June 2019 regulatory compliance update

The regulatory compliance team tracks issues of relevance to electric cooperatives. Contact your regulatory compliance consultant with questions about any of these issues.

  • U.S. EPA Revised Definition of Waters of the U.S. – The EPA recently issued a proposed rule to revise the definition used to determine the regulation of “waters” as it applies to the Clean Water Act. Under this, the scope of what would constitute a “water” would narrow significantly and generally only cover traditional navigable waters. Flows from ditches, cropland and such that only flow in response to precipitation would not normally be included in the revised definition.
  • Department of Labor Inflation-Adjusted Civil Penalties – The Department of Labor officially adopted inflation-adjusted civil penalties for several penalties under its jurisdiction, including the Occupational Safety and Health Administration (OSHA). Beginning Jan. 23, 2019, the maximum OSHA monetary penalty for a serious violation adjusts to $13,260 and willful violation to over $132,000. States with their own program, including Indiana, are required to adopt the revised structure and/or be as stringent with their own penalties.

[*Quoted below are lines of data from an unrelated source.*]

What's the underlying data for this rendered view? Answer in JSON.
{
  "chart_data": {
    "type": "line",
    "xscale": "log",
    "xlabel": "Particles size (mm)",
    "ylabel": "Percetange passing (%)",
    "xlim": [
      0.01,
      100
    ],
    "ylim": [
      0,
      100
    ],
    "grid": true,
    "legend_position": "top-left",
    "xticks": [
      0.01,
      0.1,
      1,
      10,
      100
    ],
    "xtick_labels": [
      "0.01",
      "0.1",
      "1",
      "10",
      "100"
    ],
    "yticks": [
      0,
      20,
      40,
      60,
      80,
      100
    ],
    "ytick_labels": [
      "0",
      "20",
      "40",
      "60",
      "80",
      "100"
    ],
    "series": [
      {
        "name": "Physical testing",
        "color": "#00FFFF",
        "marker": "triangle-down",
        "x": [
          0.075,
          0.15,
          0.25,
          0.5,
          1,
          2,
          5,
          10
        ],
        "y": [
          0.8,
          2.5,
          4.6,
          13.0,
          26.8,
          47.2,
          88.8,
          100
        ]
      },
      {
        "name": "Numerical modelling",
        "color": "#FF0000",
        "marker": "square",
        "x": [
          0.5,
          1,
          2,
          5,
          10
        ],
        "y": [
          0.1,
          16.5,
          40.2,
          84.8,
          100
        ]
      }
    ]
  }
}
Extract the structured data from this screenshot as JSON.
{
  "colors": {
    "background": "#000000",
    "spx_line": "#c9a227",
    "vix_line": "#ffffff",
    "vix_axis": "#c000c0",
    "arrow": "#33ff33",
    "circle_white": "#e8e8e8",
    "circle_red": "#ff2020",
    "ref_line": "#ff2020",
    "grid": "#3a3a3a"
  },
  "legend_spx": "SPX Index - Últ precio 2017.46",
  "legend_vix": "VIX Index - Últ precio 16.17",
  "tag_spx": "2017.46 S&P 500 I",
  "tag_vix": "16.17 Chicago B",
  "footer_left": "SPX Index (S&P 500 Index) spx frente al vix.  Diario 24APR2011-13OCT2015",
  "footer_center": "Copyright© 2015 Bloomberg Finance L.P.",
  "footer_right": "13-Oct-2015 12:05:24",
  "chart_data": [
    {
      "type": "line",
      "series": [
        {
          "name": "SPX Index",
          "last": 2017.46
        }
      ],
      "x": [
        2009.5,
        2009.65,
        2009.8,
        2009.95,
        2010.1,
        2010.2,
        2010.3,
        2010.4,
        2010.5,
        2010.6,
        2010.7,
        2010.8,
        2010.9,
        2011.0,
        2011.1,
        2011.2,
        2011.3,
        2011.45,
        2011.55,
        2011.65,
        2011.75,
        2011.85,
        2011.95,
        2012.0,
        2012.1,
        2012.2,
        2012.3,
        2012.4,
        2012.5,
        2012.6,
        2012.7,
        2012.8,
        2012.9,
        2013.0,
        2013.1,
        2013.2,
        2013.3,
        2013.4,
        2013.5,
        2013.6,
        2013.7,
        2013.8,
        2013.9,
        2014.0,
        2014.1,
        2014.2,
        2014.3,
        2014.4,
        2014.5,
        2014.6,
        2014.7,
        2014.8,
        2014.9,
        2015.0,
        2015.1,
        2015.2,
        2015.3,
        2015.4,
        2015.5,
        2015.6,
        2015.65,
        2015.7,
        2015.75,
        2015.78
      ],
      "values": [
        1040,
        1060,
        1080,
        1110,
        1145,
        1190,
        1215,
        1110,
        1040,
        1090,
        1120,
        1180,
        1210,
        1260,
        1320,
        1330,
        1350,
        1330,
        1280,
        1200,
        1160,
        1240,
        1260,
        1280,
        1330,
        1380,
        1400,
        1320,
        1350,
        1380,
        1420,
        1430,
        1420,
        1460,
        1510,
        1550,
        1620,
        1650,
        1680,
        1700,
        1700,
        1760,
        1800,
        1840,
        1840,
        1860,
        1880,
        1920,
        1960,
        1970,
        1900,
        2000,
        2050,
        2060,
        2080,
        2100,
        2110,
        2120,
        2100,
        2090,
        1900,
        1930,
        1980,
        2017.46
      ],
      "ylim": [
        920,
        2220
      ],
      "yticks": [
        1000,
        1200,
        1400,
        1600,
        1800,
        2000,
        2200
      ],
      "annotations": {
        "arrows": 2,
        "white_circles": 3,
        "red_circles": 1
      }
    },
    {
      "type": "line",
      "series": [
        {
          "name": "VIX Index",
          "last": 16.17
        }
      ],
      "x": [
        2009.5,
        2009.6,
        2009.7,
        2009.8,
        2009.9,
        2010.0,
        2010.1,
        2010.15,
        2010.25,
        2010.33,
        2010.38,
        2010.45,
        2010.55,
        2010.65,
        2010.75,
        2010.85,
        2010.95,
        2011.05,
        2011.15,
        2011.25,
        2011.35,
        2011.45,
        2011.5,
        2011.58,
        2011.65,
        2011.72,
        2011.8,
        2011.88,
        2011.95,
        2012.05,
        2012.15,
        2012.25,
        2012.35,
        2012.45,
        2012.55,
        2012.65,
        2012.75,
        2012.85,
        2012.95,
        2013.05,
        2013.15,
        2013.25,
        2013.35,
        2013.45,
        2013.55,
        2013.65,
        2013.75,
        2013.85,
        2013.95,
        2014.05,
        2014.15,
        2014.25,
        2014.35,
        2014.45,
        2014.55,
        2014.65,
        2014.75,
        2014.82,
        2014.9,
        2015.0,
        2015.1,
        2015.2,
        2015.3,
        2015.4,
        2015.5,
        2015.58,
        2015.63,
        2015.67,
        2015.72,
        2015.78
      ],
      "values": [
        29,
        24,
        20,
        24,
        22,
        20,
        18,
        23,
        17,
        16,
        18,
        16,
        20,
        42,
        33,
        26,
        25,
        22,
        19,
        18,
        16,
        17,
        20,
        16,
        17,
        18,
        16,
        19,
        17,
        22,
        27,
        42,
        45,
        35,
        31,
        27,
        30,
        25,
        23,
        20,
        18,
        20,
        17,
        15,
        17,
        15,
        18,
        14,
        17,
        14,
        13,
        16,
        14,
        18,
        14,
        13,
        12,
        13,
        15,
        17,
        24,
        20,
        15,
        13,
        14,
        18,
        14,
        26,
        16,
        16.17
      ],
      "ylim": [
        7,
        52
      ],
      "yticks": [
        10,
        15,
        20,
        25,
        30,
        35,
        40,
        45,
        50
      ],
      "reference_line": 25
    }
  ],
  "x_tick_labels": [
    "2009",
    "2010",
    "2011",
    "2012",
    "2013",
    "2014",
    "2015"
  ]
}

  • OSHA Requests Information About Use of Powered Industrial Trucks – OSHA has requested information from the maritime and construction industries on the use of industrial trucks, including forklifts. This information will be used to evaluate the current regulatory standards and their application. The agency would like information about general use, equipment types, age of equipment, retrofitting of trucks, accidents and injuries involving truck use, etc. Comments can be submitted until June 2019.
  • Amended RUS Specifications for Underground Electric Distribution – The Rural Utilities Service officially adopted revised written technical specifications for underground distribution. “Specifications and Drawings for Underground Electrical Distribution” updates past specification and practices. The rule was effective November 2018.
  • U.S. Fish and Wildlife Proposes Exempting Some Non-Native Bird Species – The FWS is accepting comments on a draft list of non-native bird species to which the Migratory Bird Treaty Act (MBTA) would not apply. If approved, the MBTA would limit the act’s protections to bird species that are native to the U.S. and its territories and that are present because of natural and ecological processes, rather than by human activity.
  • IOSHA Safety Order Penalty Increase – Indiana HEA 1341 adjusts the fines associated with an Indiana employer who willfully or knowingly violates an IOSHA safety order to a civil penalty of from $9,472 to $132,598, per violation. The revised law becomes effective on July 1, 2019.
  • Vehicle Weight –Indiana SEA 144 allows Indiana electric cooperatives to exceed the single-axle weight limit by a pre-determined amount based on a formula prepared by INDOT. This annual overweight permit option allows additional regulatory flexibility. IEC is working with the state in its implementation of this process.
  • OSHA Lock Out/Tag Out Request for Information – OSHA requested in May information about the current use of circuit control and robotic devices used to control hazardous energy sources. They are seeking to better understand how these devices are used and affect the implementation of the existing standards. IEC is participating in an NRECA-sponsored effort to collect and communicate information from electric cooperatives.
  • New OSHA Safety Standards for Material Handling and Lifting Slings – The amended standards now require only the use of lifting slings and shackles with permanently-affixed identification marking and clearly-displayed maximum load capacities. The amendments were effective April 15, 2019.
  • FMCSA Final Rule on Entry-Level Commercial License – The FMCSA issued a final rule in March for new entry-level commercial drivers to now reduce the amount of classroom instruction needed for a driver upgrading from a current Class B to a Class A license. The amendment was effective in May and the full driver training rule will be effective in 2020.
  • Monarch Butterfly Conservation Program – The U.S. Fish and Wildlife Service is reviewing the monarch butterfly as an endangered species. NRECA and other affected industries are working on a voluntary conservation program for interested members under the National Butterfly Candidate Conservation Agreement. If finalized, this voluntary action, coordinated through the University of Illinois, may help avoid the need for the endangered listing.